What begins as a poetic, gothic fairytale, becomes a wild blend of fantasy, horror, and science-fiction in Mexican Gothic by Silvia Moreno-Garcia. The Doyle men and women have preserved their family line by choosing between “fit and unfit people.” The men wield their power by practicing eugenics through a weird and totally terrifying combination of sexual abuse, drugs, intimidation, and psychological control. The house has an actual heartbeat that is pulsing with mold, fungus and rot, and the creepy family patriarch, an ugly man full of secrets and disgusting tumors, sores, and black bile, is directing and insuring the family’s future from his deathbed. Murders have occurred at High Place, and strange epidemics have killed droves of workers in the family’s silver mine. Once Noemi has the facts, she knows she must fight and use her wits  to survive and save the people she cares about before the evil overcomes them and traps them in a living hell forever.

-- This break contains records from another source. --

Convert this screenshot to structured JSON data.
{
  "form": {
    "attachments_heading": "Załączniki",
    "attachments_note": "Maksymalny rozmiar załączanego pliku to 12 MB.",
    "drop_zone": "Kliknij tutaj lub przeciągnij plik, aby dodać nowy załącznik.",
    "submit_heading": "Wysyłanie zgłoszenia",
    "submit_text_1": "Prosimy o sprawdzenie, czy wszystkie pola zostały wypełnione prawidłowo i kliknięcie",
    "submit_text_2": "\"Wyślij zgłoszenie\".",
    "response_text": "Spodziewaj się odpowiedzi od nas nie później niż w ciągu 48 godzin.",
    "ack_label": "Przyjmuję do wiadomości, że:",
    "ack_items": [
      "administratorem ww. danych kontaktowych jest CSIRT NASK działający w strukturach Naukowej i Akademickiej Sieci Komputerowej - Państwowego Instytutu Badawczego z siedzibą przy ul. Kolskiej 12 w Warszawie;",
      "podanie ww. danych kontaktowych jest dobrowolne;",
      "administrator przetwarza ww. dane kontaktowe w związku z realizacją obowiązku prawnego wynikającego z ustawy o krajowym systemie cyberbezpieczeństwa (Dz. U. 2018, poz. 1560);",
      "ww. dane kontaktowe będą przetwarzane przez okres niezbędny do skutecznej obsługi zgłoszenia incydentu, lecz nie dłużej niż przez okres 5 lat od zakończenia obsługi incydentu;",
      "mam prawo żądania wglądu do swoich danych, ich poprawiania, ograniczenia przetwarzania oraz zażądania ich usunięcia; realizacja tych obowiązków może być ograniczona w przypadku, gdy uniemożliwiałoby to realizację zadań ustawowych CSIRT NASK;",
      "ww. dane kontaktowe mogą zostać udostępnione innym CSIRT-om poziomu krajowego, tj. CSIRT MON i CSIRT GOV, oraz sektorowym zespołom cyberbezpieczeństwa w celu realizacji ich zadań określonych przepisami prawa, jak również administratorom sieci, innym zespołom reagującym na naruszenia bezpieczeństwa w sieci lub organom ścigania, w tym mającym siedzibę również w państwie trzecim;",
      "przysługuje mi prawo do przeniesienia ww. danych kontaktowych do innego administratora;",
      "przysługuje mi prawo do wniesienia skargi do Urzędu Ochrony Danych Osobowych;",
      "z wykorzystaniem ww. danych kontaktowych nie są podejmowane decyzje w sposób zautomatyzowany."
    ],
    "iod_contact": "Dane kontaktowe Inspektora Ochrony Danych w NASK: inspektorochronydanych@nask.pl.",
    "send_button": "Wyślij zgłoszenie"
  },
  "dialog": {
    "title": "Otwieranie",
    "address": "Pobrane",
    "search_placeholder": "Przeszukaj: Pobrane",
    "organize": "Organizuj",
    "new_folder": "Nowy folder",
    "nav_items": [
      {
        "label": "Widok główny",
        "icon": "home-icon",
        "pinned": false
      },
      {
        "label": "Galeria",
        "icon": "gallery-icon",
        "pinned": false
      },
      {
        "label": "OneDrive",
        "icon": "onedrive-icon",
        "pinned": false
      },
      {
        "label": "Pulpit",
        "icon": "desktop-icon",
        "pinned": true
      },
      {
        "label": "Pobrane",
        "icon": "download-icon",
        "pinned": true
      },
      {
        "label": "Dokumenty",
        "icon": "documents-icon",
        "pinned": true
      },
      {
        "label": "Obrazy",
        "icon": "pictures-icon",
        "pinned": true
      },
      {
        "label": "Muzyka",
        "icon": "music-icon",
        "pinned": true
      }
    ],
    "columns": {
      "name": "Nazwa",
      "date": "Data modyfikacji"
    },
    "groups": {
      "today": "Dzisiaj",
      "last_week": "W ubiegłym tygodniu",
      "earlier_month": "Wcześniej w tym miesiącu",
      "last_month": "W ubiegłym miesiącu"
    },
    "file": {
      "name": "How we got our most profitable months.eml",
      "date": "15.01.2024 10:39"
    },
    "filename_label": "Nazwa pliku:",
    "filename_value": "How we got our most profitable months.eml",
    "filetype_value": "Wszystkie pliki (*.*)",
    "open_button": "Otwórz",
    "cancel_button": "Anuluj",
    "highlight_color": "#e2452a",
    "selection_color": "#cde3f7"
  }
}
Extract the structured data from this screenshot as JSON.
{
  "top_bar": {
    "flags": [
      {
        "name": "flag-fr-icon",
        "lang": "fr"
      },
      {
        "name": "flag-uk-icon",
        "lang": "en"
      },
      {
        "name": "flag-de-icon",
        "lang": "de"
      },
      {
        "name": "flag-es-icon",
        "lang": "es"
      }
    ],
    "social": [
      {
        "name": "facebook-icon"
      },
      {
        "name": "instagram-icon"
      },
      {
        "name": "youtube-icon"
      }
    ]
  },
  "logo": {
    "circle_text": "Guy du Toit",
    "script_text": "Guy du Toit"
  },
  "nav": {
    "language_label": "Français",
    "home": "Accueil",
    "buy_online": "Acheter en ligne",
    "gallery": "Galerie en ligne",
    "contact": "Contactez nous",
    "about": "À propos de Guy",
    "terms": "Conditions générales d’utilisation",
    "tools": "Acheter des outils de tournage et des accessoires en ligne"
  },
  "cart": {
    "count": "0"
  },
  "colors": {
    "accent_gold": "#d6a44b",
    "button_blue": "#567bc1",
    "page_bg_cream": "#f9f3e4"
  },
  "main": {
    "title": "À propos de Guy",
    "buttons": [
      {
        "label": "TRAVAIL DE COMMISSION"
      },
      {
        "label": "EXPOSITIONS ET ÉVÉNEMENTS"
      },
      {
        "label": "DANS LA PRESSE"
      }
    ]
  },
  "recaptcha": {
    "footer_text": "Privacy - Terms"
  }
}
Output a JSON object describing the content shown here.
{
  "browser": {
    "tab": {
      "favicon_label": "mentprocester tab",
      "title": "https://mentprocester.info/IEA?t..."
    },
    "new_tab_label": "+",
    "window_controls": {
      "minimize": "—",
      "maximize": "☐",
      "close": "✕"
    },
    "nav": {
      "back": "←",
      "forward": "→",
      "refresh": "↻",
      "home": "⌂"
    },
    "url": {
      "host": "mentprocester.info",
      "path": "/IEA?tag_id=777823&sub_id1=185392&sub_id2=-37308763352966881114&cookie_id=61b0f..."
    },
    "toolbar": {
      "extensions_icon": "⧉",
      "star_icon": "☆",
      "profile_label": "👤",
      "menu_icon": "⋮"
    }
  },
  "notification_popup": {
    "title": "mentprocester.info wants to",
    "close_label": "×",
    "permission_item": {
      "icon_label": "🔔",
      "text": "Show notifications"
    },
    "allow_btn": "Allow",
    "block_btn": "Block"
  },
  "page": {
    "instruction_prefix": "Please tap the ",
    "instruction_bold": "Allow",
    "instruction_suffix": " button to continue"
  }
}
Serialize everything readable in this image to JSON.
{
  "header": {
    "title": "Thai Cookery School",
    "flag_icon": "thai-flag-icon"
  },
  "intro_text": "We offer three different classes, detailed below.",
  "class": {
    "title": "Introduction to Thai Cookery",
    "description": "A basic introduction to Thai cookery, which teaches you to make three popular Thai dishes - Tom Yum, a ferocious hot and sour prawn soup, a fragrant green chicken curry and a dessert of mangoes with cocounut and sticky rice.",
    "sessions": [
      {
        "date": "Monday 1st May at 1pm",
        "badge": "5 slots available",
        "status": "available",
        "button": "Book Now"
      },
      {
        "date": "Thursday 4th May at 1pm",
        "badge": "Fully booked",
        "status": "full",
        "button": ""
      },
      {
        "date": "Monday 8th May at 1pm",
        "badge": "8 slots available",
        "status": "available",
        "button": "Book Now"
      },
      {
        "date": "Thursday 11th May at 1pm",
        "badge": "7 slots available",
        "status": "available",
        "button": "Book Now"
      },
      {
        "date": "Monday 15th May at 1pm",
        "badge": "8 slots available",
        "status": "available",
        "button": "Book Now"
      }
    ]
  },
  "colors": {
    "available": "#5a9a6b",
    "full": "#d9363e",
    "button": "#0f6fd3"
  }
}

Although the book seems set in a period later than the 50’s in terms Noemi’s language and sensibility, it still is, in more than one sense, a horror story that reflects the historically violent subjugation of women used as breeders in families and cultures obsessed with lineage and legacy. Religion, status, and seclusion frequently became barriers to freedom for these women by preventing them from making choices about the direction of their own lives. The women of Mexican Gothic cope with horrible suffering and mirror the superhuman strength it took for real women to endure, and sometimes find rare opportunities to escape, the nightmarish situations forced on their gender. Highly Recommended.

Contains: gore, sexual situations, profanity, incest, body horror

 

Reviewed by Nova Hadley

Editor’s note: Mexican Gothic is a nominee on the final ballot for the 2020 Bram Stoker Award for Superior Achievement in a Novel.